Fritz Leiber is one of the giants of the genre with whom I’m unfortunately not terribly familiar…A Grand Master best known for the “Fafhrd and the Grey Mouser” series, of which I read a few stories, and for his horror, of which the most famous, Conjure Wife, didn’t grab me the way I had hoped. Although I enjoyed some of his other work, I was never able to properly suspend my disbelief and enjoy it.
Our Lady of Darkness is a different matter entirely. It deservedly won the World Fantasy Award. Originally published in two parts in the January and February 1977 issues of F&SF under the title “The Pale Brown Thing,” and novelized without major changes, the novel is short by modern standards, under 200 pages. The modern edition, published by Orb, is packaged along with Conjure Wife under the combined title Dark Ladies and is a nice trade paperback with a cover that shows part of the downtown SF skyline. The protagonist in this story is Franz Westen, who writes novelizations for a popular television show called Weird Underground and who is slowly emerging from a dark period in his life. As with Leiber himself at the time, Westen is a recently widowed author of horror fiction emerging from a three-year bout of alcoholism. Leiber’s own wife, Jonquil, had died in 1969 after which Leiber moved to San Francisco, and he experienced his own troubles with drinking throughout his life.

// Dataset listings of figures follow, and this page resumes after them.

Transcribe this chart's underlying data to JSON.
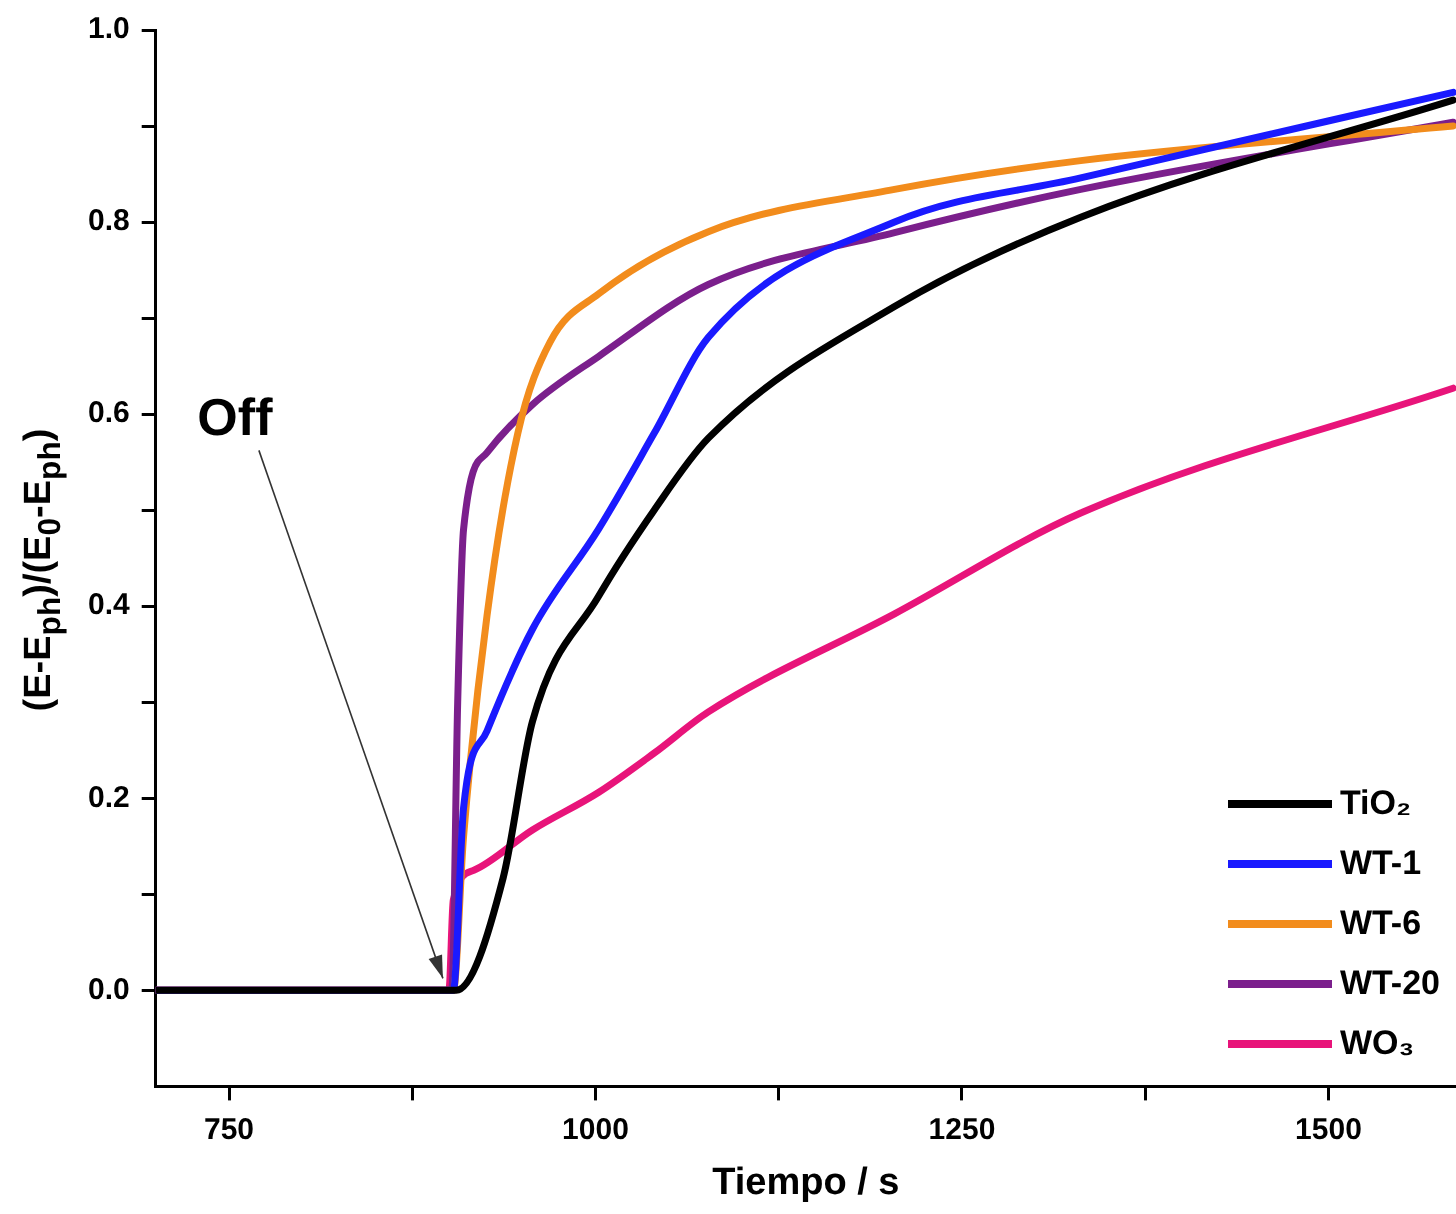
{
  "chart_data": {
    "type": "line",
    "xlabel": "Tiempo / s",
    "ylabel": "(E-E$_{ph}$)/(E$_{0}$-E$_{ph}$)",
    "xlim": [
      700,
      1587
    ],
    "ylim": [
      -0.1,
      1.0
    ],
    "xticks": [
      750,
      {
        "value": 875,
        "label": null
      },
      1000,
      {
        "value": 1125,
        "label": null
      },
      1250,
      {
        "value": 1375,
        "label": null
      },
      1500
    ],
    "yticks": [
      {
        "value": 0,
        "label": "0.0"
      },
      {
        "value": 0.1,
        "label": null
      },
      {
        "value": 0.2,
        "label": "0.2"
      },
      {
        "value": 0.3,
        "label": null
      },
      {
        "value": 0.4,
        "label": "0.4"
      },
      {
        "value": 0.5,
        "label": null
      },
      {
        "value": 0.6,
        "label": "0.6"
      },
      {
        "value": 0.7,
        "label": null
      },
      {
        "value": 0.8,
        "label": "0.8"
      },
      {
        "value": 0.9,
        "label": null
      },
      {
        "value": 1.0,
        "label": "1.0"
      }
    ],
    "grid": false,
    "legend": "bottom right",
    "marker": "none",
    "line_style": "solid",
    "annotations": [
      {
        "text": "Off",
        "x": 900,
        "y": 0
      }
    ],
    "series": [
      {
        "name": "TiO₂",
        "color": "#000000",
        "x": [
          700,
          905,
          937,
          957,
          1002,
          1040,
          1077,
          1204,
          1331,
          1585
        ],
        "values": [
          0,
          0,
          0.117,
          0.28,
          0.41,
          0.5,
          0.575,
          0.712,
          0.805,
          0.927
        ]
      },
      {
        "name": "WT-1",
        "color": "#1a1aff",
        "x": [
          700,
          903,
          910,
          926,
          957,
          1002,
          1040,
          1077,
          1204,
          1331,
          1585
        ],
        "values": [
          0,
          0,
          0.19,
          0.27,
          0.376,
          0.48,
          0.58,
          0.68,
          0.8,
          0.846,
          0.935
        ]
      },
      {
        "name": "WT-6",
        "color": "#f28c1c",
        "x": [
          700,
          903,
          910,
          926,
          947,
          969,
          1002,
          1077,
          1204,
          1331,
          1585
        ],
        "values": [
          0,
          0,
          0.16,
          0.39,
          0.58,
          0.675,
          0.725,
          0.79,
          0.834,
          0.864,
          0.9
        ]
      },
      {
        "name": "WT-20",
        "color": "#7b1f8c",
        "x": [
          700,
          902,
          906,
          910,
          926,
          957,
          1002,
          1077,
          1204,
          1331,
          1585
        ],
        "values": [
          0,
          0,
          0.3,
          0.48,
          0.56,
          0.61,
          0.66,
          0.735,
          0.789,
          0.834,
          0.904
        ]
      },
      {
        "name": "WO₃",
        "color": "#e8147a",
        "x": [
          700,
          900,
          903,
          917,
          957,
          1002,
          1040,
          1077,
          1204,
          1331,
          1585
        ],
        "values": [
          0,
          0,
          0.094,
          0.125,
          0.167,
          0.206,
          0.247,
          0.29,
          0.392,
          0.497,
          0.627
        ]
      }
    ]
  }
}
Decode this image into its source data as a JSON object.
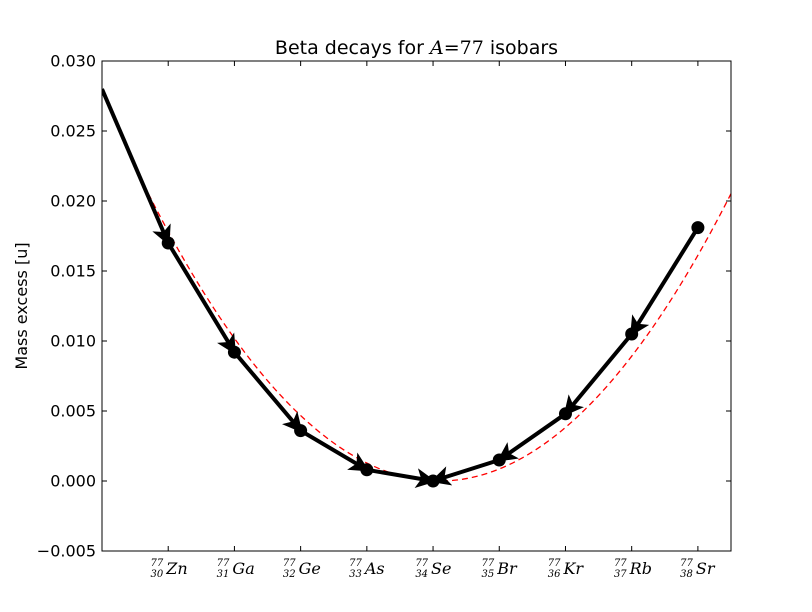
{
  "chart_data": {
    "type": "line",
    "title": {
      "prefix": "Beta decays for ",
      "var": "A",
      "eq": "=",
      "num": "77",
      "suffix": " isobars"
    },
    "ylabel": "Mass excess [u]",
    "xlabel": "",
    "xlim": [
      29,
      38.5
    ],
    "ylim": [
      -0.005,
      0.03
    ],
    "yticks": [
      -0.005,
      0.0,
      0.005,
      0.01,
      0.015,
      0.02,
      0.025,
      0.03
    ],
    "ytick_labels": [
      "−0.005",
      "0.000",
      "0.005",
      "0.010",
      "0.015",
      "0.020",
      "0.025",
      "0.030"
    ],
    "grid": false,
    "isotopes": [
      {
        "z": 30,
        "a": "77",
        "zlabel": "30",
        "symbol": "Zn",
        "mass_excess": 0.017
      },
      {
        "z": 31,
        "a": "77",
        "zlabel": "31",
        "symbol": "Ga",
        "mass_excess": 0.0092
      },
      {
        "z": 32,
        "a": "77",
        "zlabel": "32",
        "symbol": "Ge",
        "mass_excess": 0.0036
      },
      {
        "z": 33,
        "a": "77",
        "zlabel": "33",
        "symbol": "As",
        "mass_excess": 0.0008
      },
      {
        "z": 34,
        "a": "77",
        "zlabel": "34",
        "symbol": "Se",
        "mass_excess": 0.0
      },
      {
        "z": 35,
        "a": "77",
        "zlabel": "35",
        "symbol": "Br",
        "mass_excess": 0.0015
      },
      {
        "z": 36,
        "a": "77",
        "zlabel": "36",
        "symbol": "Kr",
        "mass_excess": 0.0048
      },
      {
        "z": 37,
        "a": "77",
        "zlabel": "37",
        "symbol": "Rb",
        "mass_excess": 0.0105
      },
      {
        "z": 38,
        "a": "77",
        "zlabel": "38",
        "symbol": "Sr",
        "mass_excess": 0.0181
      }
    ],
    "incoming_arrow": {
      "from": [
        29,
        0.028
      ],
      "to_z": 30
    },
    "arrows_description": "beta decay arrows point from higher mass excess toward the minimum at Z=34",
    "fit_curve": {
      "type": "parabola",
      "vertex_z": 34.1,
      "curvature": 0.00106,
      "z_range": [
        29.5,
        38.5
      ],
      "color": "#ff0000",
      "style": "dashed"
    },
    "colors": {
      "data": "#000000",
      "fit": "#ff0000",
      "background": "#ffffff"
    }
  }
}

In the novel Westen uses his rediscovered interest in the world around him to pull himself out of his depression. Partly he does this by simply investigating the view from his window, which looks out onto Twin Peaks and the recently erected Sutro Tower, whose prominent silhouette and blinking lights fascinate him. Things start to get weird when he turns his binoculars to a nearer landscape feature, Corona Heights, “a shape like a crouching beast,” and spies a vague, robed figure moving along the top. Intrigued by both the hill itself and whatever he saw, he wanders up the hill the next day, and while idly looking back towards his own window is startled to see what appears to be the same figure, the pale brown thing, looking back at him.
Intertwined with this unsettling incident is his fascination with an occult book and an accompanying handwritten journal purchased during one of his drunken wanderings the previous year. The book is a nonfiction tome by an obscure occultist called Thibaut de Castries describing his theories of megapolisomancy which consist of the idea that big cities and their large monolithic edifices are composed of materials and patterns which poison our world and that their very existence breeds hostile paranatural entities called “paramentals.” Additionally de Castries claims to have developed the magic formulas that allow one to manipulate these forces to predict the future, change it, and even bring about certain specific events.
Investigating the authorship of the journal, which came bound together with the book and which clearly belonged to the owner of that copy, Westen becomes convinced that the man who wrote it was Clark Ashton Smith during his years in San Francisco. As he delves also into the history of de Castries and Smith he discovers that the occultist was part of a circle of notable figures at the turn of the century including Jack London, Ambrose Bierce, George Sterling and others of the Bohemian Club set, and that they formed a secret order to implement his ideas.
There are excerpts of the tome provided, written in a wonderfully overwrought Victorian pseudoscientific style with phrases such as “The electro-mephitic city-stuff whereof I speak has potencies for achieving vast effects at distant times and localities, even in the far future and on other orbs.” The first thing I did after finishing Our Lady of Darkness was to check the Internet in the vain hope that de Castries and his theories were real.
The combination of detective work and supernatural horror is one I greatly enjoy, and this is no exception. The San Francisco setting feels very real and natural, which is not surprising given that Leiber had lived in the city for seven years when he wrote it, and remained here until his death in 1992. The story revolves also around one of my favorite supernatural gimmicks, that of the urban center as something greater than the sum of its parts, with its own magic and rituals. More than any of the stories that I’ve previously read and reviewed here, Our Lady of Darkness really runs with the idea and makes it work.